This is sufficient to reproduce any alignment from the same inputs.

Package layout

src/tracealign/
  __init__.py            # public API: tokenize, align, get_language, list_languages, register_language
  model.py               # Token, Match, AlignmentResult, Lexica, Reason
  tokenize/
    base.py              # RawToken, EditorialBracketRules
    plaintext.py         # the 4-stage language-agnostic pretokenizer
  lang/
    base.py              # LanguagePack ABC, ScoringTier, TierResult
    registry.py          # register_language, get_language, list_languages
    hebrew/
      pack.py            # HebrewLanguagePack
      tokenize.py        # gershayim mid-word, maqqef split
      normalize.py       # niqqud strip, skeleton
      scoring.py         # the five tier predicates
      data/              # seed JSON lexica
  score/
    tiered.py            # generic tier-walk function
  align/
    needleman_wunsch.py  # Gotoh DP + abbreviation lookahead
  io/
    result.py            # AlignmentResult JSON dump/load
    escriptorium.py      # eScriptorium JSON importer
    tei.py               # TEI XML importer

Multi-witness alignment (v0.2)

align_multi extends the pairwise aligner to N witnesses. The pipeline is three-phase:

Phase 1 — Pairwise distances

Every pair of witnesses is aligned with tracealign.align() (the v0.1 pairwise aligner) and the distance is computed as 1 total_score. The result is a symmetric N × N distance matrix; the diagonal is zero. Witness ids are sorted lexicographically before computing, making the matrix independent of dict insertion order.

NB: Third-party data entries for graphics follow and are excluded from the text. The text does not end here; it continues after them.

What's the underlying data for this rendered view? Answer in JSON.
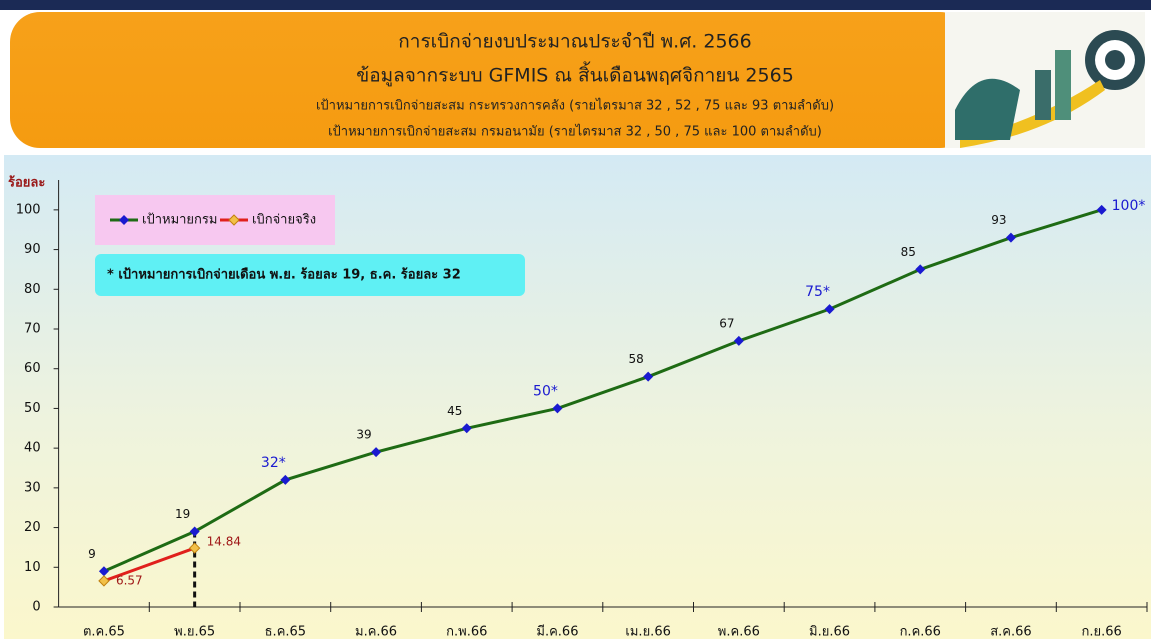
{
  "chart_data": {
    "type": "line",
    "title": "การเบิกจ่ายงบประมาณประจำปี พ.ศ. 2566",
    "subtitle": "ข้อมูลจากระบบ GFMIS  ณ  สิ้นเดือนพฤศจิกายน 2565",
    "notes": [
      "เป้าหมายการเบิกจ่ายสะสม กระทรวงการคลัง (รายไตรมาส  32 , 52 , 75 และ 93 ตามลำดับ)",
      "เป้าหมายการเบิกจ่ายสะสม กรมอนามัย (รายไตรมาส  32 , 50 , 75 และ 100 ตามลำดับ)"
    ],
    "annotation": "* เป้าหมายการเบิกจ่ายเดือน พ.ย. ร้อยละ 19, ธ.ค. ร้อยละ 32",
    "y_label": "ร้อยละ",
    "categories": [
      "ต.ค.65",
      "พ.ย.65",
      "ธ.ค.65",
      "ม.ค.66",
      "ก.พ.66",
      "มี.ค.66",
      "เม.ย.66",
      "พ.ค.66",
      "มิ.ย.66",
      "ก.ค.66",
      "ส.ค.66",
      "ก.ย.66"
    ],
    "series": [
      {
        "name": "เป้าหมายกรม",
        "color": "#1e6b14",
        "marker_color": "#1a1ad0",
        "values": [
          9,
          19,
          32,
          39,
          45,
          50,
          58,
          67,
          75,
          85,
          93,
          100
        ],
        "value_labels": [
          "9",
          "19",
          "32*",
          "39",
          "45",
          "50*",
          "58",
          "67",
          "75*",
          "85",
          "93",
          "100*"
        ]
      },
      {
        "name": "เบิกจ่ายจริง",
        "color": "#e0201c",
        "marker_color": "#f2c048",
        "values": [
          6.57,
          14.84,
          null,
          null,
          null,
          null,
          null,
          null,
          null,
          null,
          null,
          null
        ],
        "value_labels": [
          "6.57",
          "14.84",
          null,
          null,
          null,
          null,
          null,
          null,
          null,
          null,
          null,
          null
        ]
      }
    ],
    "ylim": [
      0,
      105
    ],
    "yticks": [
      0,
      10,
      20,
      30,
      40,
      50,
      60,
      70,
      80,
      90,
      100
    ],
    "legend": "top-left",
    "grid": false
  }
}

Phase 2 — UPGMA guide tree

A binary guide tree is built from the distance matrix using UPGMA (Unweighted Pair Group Method with Arithmetic Mean). At every iteration the closest cluster pair is merged. Ties are broken on the canonical (min, max) lexicographic order of cluster members, guaranteeing determinism. The tree’s height field carries the cumulative UPGMA distance — a starting point for later stemmatic work.

Phase 3 — Progressive POA-based merge

The guide tree is walked in post-order to produce a canonical merge sequence (closely-related witnesses are merged first). The first witness seeds the graph as a linear chain. Each subsequent witness is aligned to the current graph via partial-order alignment (POA) — a DP over the topologically sorted graph nodes. Three transitions:

Transition

Effect on graph

Match

Merge the new token into an existing node’s tokens[witness_id]; extend the witness set on the incoming edge.

Insertion in sequence (gap in graph)

Add a new node holding only this witness’s token; new edge prev new.

Deletion (skip graph node)

The new witness’s path bypasses this node — recorded by an edge that skips it.

node_match_score aggregates the per-constituent tiered score across the witnesses already in the target node. The default mode "max" is permissive (CollateX-aligned); "mean" and "min" are configurable.

Correctness guarantees

Two properties are pinned by tests:

  • Lossless reconstruction. For every input witness w, the path through the result graph yields exactly the original token sequence.

  • Permutation invariance. The same set of witnesses in any input dict order produces the same alignment (same witness paths, same variant loci).

Data flow

align_multi(witnesses, lang, config)
   │
   ▼
pairwise_distances        — Phase 1: O(N²/2) pairwise alignments
   │
   ▼
build_upgma               — Phase 2: deterministic binary tree
   │
   ▼
progressive_merge         — Phase 3: post-order POA-based merge
   │
   ▼
VariantGraph
   │
   ├──► AlignedTable      — derived view, re-anchorable
   └──► MultiAlignmentResult (graph + table + guide_tree + summary + params)